Foi no Mundial de Roma, em 2009, que Cielo mostrou sua força e afirmação na modalidade. Ele foi o terceiro atleta na história a vencer a prova dos 50m livres no Mundial e nos Jogos Olímpicos de forma consecutiva. Após a vitória, o nadador foi aclamado como o novo herói nacional. Tímido, o brasileiro mostra vigor na hora de nadar, mas cai no choro ao ouvir o hino nacional quando está no lugar mais alto do pódio.

O ano de 2011 tinha tudo para ser tranquilo, mas acabou sendo um período em que Cielo teve de provar mais uma vez que é um herói nacional. Em maio, durante o Troféu Maria Lenk, o nadador foi pego no exame antidoping, que registrou a substância furosemida em seu organismo, cuja função é mascarar o uso de outras substâncias dopantes, o mesmo que causou a suspensão da ginasta Daiane dos Santos. A Confederação Brasileira de Desportes Aquáticos (CBDA) optou por dar apenas uma advertência a Cielo e anular seus resultados na competição, mas a Federação Internacional de Natação (Fina) entrou com um pedido formal na Corte Arbitral do Esporte (CAS), sugerindo a troca da advertência por uma suspensão.

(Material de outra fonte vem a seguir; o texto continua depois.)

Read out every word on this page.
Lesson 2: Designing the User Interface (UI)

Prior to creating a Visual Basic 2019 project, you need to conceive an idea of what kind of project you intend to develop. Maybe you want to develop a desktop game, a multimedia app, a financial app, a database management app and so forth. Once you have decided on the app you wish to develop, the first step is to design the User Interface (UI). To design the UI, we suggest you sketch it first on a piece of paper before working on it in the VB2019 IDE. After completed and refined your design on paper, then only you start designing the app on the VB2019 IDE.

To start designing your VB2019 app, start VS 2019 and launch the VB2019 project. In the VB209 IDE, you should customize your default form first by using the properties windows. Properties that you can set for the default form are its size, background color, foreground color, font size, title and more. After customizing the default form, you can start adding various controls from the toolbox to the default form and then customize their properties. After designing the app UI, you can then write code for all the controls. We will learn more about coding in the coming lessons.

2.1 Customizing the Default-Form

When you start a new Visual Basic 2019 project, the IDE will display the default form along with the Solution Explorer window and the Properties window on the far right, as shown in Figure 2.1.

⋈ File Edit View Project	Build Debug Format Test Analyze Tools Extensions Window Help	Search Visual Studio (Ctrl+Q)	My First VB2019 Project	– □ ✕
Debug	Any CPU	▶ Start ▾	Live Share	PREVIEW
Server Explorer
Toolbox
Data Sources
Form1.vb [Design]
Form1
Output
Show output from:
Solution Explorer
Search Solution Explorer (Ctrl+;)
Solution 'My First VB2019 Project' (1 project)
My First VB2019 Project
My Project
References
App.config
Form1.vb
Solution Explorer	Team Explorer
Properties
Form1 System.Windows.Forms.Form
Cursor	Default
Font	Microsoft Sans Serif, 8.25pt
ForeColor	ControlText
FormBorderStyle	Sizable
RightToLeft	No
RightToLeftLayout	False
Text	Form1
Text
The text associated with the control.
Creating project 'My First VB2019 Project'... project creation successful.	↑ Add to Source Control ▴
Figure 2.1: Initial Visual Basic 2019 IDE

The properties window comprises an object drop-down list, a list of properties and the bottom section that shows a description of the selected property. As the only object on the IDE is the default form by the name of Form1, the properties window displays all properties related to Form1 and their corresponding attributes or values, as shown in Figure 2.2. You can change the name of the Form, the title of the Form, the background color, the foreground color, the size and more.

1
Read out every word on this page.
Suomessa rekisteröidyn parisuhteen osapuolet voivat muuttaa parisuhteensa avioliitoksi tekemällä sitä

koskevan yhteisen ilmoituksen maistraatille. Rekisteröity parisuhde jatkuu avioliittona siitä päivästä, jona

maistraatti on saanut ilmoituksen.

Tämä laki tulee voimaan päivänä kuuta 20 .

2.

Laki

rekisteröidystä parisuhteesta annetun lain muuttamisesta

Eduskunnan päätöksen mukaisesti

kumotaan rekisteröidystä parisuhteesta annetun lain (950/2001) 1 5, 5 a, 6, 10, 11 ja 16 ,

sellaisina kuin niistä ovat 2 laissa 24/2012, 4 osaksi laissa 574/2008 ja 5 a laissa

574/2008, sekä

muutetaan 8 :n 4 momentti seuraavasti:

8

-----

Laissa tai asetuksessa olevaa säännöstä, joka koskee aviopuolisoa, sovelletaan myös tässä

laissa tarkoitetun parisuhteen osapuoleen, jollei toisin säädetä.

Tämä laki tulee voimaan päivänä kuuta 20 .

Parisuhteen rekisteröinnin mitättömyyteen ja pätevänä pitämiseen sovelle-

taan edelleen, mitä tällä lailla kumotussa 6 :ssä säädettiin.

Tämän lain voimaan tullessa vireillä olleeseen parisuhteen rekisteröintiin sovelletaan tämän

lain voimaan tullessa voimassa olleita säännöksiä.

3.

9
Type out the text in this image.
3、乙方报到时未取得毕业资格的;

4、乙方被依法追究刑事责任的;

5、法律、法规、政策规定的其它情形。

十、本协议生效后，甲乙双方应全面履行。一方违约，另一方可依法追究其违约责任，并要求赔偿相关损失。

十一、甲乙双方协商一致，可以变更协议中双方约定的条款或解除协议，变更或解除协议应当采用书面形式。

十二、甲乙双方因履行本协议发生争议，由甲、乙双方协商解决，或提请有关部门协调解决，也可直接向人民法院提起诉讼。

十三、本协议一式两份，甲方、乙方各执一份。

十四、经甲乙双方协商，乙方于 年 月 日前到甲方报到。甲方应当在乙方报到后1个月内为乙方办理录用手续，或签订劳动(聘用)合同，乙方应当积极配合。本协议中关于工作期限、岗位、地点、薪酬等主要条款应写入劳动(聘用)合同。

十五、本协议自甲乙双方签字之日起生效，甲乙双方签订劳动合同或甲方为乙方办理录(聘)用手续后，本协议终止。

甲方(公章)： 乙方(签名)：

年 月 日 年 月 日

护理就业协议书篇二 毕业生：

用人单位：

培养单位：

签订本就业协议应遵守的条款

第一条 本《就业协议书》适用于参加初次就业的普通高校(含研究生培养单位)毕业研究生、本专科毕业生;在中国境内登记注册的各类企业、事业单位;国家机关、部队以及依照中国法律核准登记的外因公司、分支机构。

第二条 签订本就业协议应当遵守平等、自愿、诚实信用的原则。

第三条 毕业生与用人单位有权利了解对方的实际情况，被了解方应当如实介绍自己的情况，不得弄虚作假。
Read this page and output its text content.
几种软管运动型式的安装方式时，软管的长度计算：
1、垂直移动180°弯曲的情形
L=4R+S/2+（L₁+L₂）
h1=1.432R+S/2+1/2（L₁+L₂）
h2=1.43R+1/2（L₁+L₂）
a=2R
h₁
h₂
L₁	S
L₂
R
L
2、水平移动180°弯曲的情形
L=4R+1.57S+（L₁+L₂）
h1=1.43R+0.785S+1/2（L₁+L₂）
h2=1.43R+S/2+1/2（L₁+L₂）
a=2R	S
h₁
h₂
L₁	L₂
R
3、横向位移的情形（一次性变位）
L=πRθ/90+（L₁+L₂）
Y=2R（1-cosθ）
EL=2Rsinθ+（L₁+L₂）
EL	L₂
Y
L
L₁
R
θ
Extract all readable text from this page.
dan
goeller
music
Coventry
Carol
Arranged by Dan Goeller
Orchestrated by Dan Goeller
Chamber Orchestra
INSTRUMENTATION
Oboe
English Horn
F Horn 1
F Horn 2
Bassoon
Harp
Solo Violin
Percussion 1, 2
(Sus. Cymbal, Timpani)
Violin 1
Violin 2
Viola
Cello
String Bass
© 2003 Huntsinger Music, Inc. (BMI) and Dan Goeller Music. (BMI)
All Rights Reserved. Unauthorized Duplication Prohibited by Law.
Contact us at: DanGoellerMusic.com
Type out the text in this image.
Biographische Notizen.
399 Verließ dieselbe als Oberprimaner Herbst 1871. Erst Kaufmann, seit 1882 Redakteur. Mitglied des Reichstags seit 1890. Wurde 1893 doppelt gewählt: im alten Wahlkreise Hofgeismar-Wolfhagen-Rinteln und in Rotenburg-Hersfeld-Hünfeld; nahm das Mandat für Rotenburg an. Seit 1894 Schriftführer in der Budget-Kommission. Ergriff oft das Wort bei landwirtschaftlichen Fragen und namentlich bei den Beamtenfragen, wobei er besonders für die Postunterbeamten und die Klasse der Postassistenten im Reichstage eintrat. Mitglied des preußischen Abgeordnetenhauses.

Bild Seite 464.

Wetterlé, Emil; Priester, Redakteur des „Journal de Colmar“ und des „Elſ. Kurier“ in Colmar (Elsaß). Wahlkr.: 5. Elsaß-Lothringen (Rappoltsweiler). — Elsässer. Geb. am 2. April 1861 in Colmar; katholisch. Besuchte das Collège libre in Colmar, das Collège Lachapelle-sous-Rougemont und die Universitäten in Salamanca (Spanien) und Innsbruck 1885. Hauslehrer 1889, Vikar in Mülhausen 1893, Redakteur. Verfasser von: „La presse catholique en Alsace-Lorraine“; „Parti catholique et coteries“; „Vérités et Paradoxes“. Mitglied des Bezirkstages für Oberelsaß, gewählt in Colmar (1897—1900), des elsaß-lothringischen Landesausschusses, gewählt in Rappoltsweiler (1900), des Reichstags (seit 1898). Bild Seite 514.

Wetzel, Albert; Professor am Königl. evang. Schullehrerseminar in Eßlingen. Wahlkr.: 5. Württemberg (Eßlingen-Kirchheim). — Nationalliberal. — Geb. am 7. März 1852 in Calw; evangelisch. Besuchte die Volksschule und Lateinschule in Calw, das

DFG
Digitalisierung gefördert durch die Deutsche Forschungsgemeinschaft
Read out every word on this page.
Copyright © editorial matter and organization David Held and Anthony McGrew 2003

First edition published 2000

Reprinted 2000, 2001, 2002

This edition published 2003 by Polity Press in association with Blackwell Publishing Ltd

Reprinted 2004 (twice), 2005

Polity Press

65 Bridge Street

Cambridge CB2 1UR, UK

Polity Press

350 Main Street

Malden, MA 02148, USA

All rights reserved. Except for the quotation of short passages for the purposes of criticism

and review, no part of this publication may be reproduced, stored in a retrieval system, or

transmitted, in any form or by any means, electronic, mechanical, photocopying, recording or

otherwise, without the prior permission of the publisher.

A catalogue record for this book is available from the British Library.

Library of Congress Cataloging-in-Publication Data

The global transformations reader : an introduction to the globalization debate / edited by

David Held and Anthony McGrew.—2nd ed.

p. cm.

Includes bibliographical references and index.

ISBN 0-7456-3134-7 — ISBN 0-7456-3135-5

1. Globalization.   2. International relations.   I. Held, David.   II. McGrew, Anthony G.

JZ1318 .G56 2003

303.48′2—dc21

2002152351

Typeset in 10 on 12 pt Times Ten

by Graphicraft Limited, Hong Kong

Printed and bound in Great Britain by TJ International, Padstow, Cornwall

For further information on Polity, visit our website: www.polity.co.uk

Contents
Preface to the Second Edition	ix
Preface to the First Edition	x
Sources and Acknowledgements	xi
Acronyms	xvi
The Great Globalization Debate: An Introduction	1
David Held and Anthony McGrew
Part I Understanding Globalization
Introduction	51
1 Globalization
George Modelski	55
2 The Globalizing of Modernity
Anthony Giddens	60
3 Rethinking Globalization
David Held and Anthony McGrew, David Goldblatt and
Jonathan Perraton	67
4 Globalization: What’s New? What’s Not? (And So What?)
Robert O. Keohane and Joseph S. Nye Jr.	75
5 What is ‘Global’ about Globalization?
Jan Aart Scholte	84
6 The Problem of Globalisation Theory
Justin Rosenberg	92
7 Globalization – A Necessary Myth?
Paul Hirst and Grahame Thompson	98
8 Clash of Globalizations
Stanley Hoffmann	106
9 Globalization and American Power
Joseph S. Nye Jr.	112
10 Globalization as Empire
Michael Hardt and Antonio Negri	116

Caso fosse suspenso, Cielo estaria fora do Mundial de Esportes Aquáticos em Xangai e dos Jogos Olímpicos de Londres. Mas no dia 21 de julho deste ano, o CAS decidiu manter a advertência dada pela CBDA, fato que resultou em muitas críticas entre os nadadores. Na final dos 50m borboleta, Cielo arrancou o peso de 20 dias, tempo que durou o julgamento do CAS, em apenas 20 segundos. O brasileiro conquistou o título mundial em uma prova que nem é a sua especialidade e chorou exaltando sua glória e calando os críticos. Após a vitória, ele admitiu que foi a prova mais difícil de sua vida. “Essa medalha tem uma sensação diferente. Foi a medalha mais dura da minha vida”. Os Jogos Pan-Americanos de Guadalajara, no México, foram apenas uma afirmação de que Cielo é o nadador mais rápido do mundo.

O nadador brasileiro ainda fechou o ano em alta, faturando o Prêmio Brasil Olímpico de Melhor Atleta do Ano pela terceira vez. Agora César Cielo vai em busca de garantir sua supremacia na modalidade nos Jogos Olímpicos de Londres e já revelou seus planos para a competição: “Eu quero melhorar minha posição nos 100m livre. Eu cheguei a ganhar no Mundial de Roma (em 2009). Já melhorei no Pan-Americano. É uma prova em que eu estou vendo uma evolução muito clara, eu tenho uma janelinha de tempo e tenho que melhorar nesse período”.